Sunday, September 30, 2012

Down the Rabbit Whole


I never wanted to think of myself as someone for having a "type". I never wanted to think I was that simple or predictable. I was though, and if you throw and accent on to it.... Ya I was a total sucker for a type to be sure. It would be that type, that would so unassumingly lure me back into the dark little secrets that I had tucked away in the back of mind from the first time that I had felt a cock penetrate and rip me open.

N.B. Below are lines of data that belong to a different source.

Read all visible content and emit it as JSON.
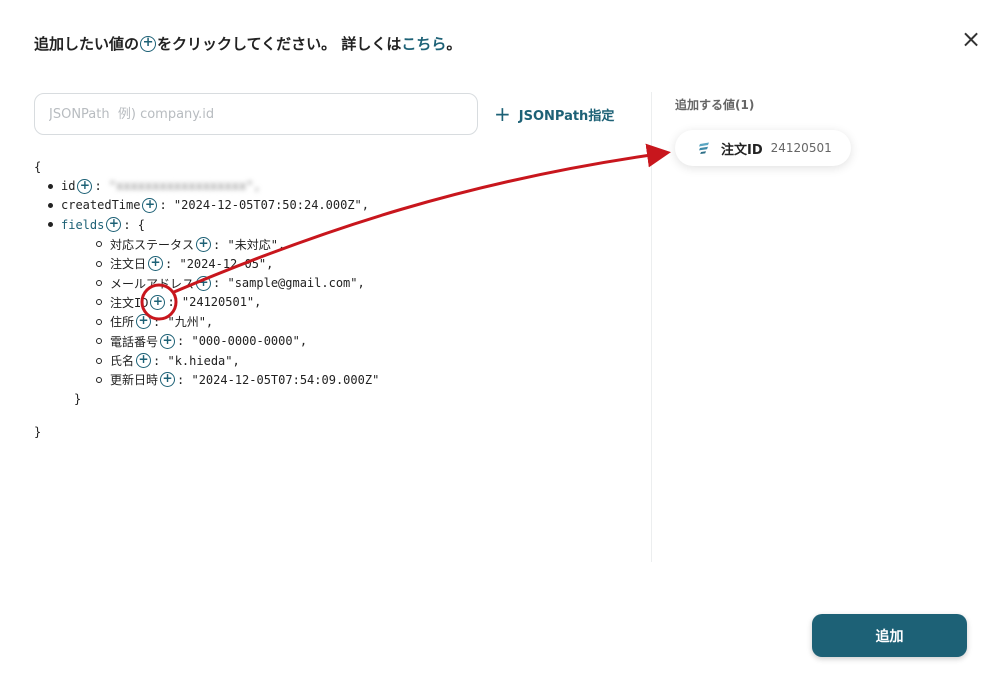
{
  "header": {
    "part1": "追加したい値の",
    "part2": "をクリックしてください。 詳しくは",
    "link": "こちら",
    "part3": "。"
  },
  "search": {
    "placeholder": "JSONPath  例) company.id"
  },
  "jsonpath_button": {
    "plus": "+",
    "label": "JSONPath指定"
  },
  "plus_glyph": "+",
  "code": {
    "open_brace": "{",
    "close_brace": "}",
    "fields_close": "}",
    "root": [
      {
        "key": "id",
        "value": "\"xxxxxxxxxxxxxxxxxx\",",
        "blurred": true
      },
      {
        "key": "createdTime",
        "value": ": \"2024-12-05T07:50:24.000Z\","
      },
      {
        "key": "fields",
        "value": ": {"
      }
    ],
    "fields": [
      {
        "key": "対応ステータス",
        "value": ": \"未対応\","
      },
      {
        "key": "注文日",
        "value": ": \"2024-12-05\","
      },
      {
        "key": "メールアドレス",
        "value": ": \"sample@gmail.com\","
      },
      {
        "key": "注文ID",
        "value": ": \"24120501\","
      },
      {
        "key": "住所",
        "value": ": \"九州\","
      },
      {
        "key": "電話番号",
        "value": ": \"000-0000-0000\","
      },
      {
        "key": "氏名",
        "value": ": \"k.hieda\","
      },
      {
        "key": "更新日時",
        "value": ": \"2024-12-05T07:54:09.000Z\""
      }
    ]
  },
  "right": {
    "title": "追加する値(1)",
    "chip": {
      "label": "注文ID",
      "value": "24120501",
      "icon": "stack-icon"
    }
  },
  "submit": {
    "label": "追加"
  },
  "colors": {
    "accent": "#1d6176",
    "annotation": "#c8161d"
  }
}
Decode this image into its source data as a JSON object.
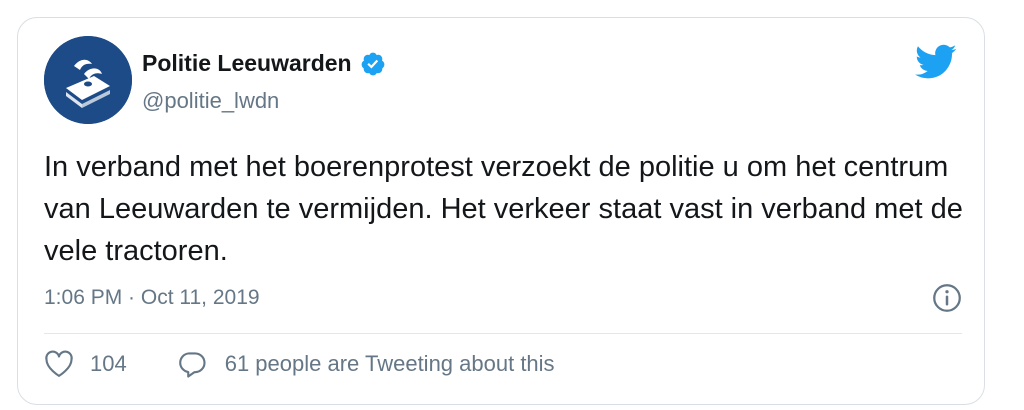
{
  "tweet": {
    "display_name": "Politie Leeuwarden",
    "handle": "@politie_lwdn",
    "text": "In verband met het boerenprotest verzoekt de politie u om het centrum van Leeuwarden te vermijden. Het verkeer staat vast in verband met de vele tractoren.",
    "timestamp": "1:06 PM · Oct 11, 2019",
    "like_count": "104",
    "reply_label": "61 people are Tweeting about this"
  },
  "icons": {
    "avatar": "police-logo-icon",
    "verified": "verified-badge-icon",
    "platform": "twitter-bird-icon",
    "info": "info-icon",
    "like": "heart-icon",
    "reply": "speech-bubble-icon"
  },
  "colors": {
    "brand_blue": "#1da1f2",
    "avatar_bg": "#1d4b87",
    "text": "#14171a",
    "muted": "#657786",
    "border": "#d9dfe4"
  }
}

There were many things that I was exposed to that pointed me down this dark and velvety wrist tied world, but there was one thing that was so undeniable, so very much, "shit I think I may be a bit stranger than I thought", moment it scared the crap out of me. I couldn't resist it though even if I wanted to, its hold over me was too strong, stronger than my lovers lips and breath on my neck or their fingers gripping my hips. It was all so innocent it just started with this man's voice. The thought of it now makes the edge of my lips curl, dear god how could I have almost forgotten? The memory was brought vividly back to my mind, and when it did fully reform a long forgotten chill, hunger, fire, what ever the hell you want to call it consumed me. Even exhausted as I was from my day I had to find it again, remind myself of the words, the ideals, the meaning behind the infatuation this man created deep within my body with just words.
He was a thousand miles away, I never physically felt his finger gently wrap round my neck, I never actually felt his lips brush my ear, but when I heard his voice as it dropped deadly low, and serious and heard him say those three little words, "You are mine" the uncontrollable chills, my body couldn't stop from shivering, hair stood up on the back of neck, my flesh was covered in goosebumps, my nipples ached. My god I could do nothing but shiver as if I was stripped naked and thrown out into a heavy over cast morning. My mind could think of nothing else in that moment than I will do anything to make him happy. I was his, to do with as he pleased, and he would keep me and protect me for he was also mine. His words possessed me and without even a touch, I felt his fingers rest gently round my neck, forming their little circle, every time he would say those three little words. How dare I, how could I have almost forgotten the most crazy and amazing feeling my body has ever had? I suppose time is needed to heal the scars people leave on us before we can look back and remember the good. Thank you Mr. Stephen Streeter.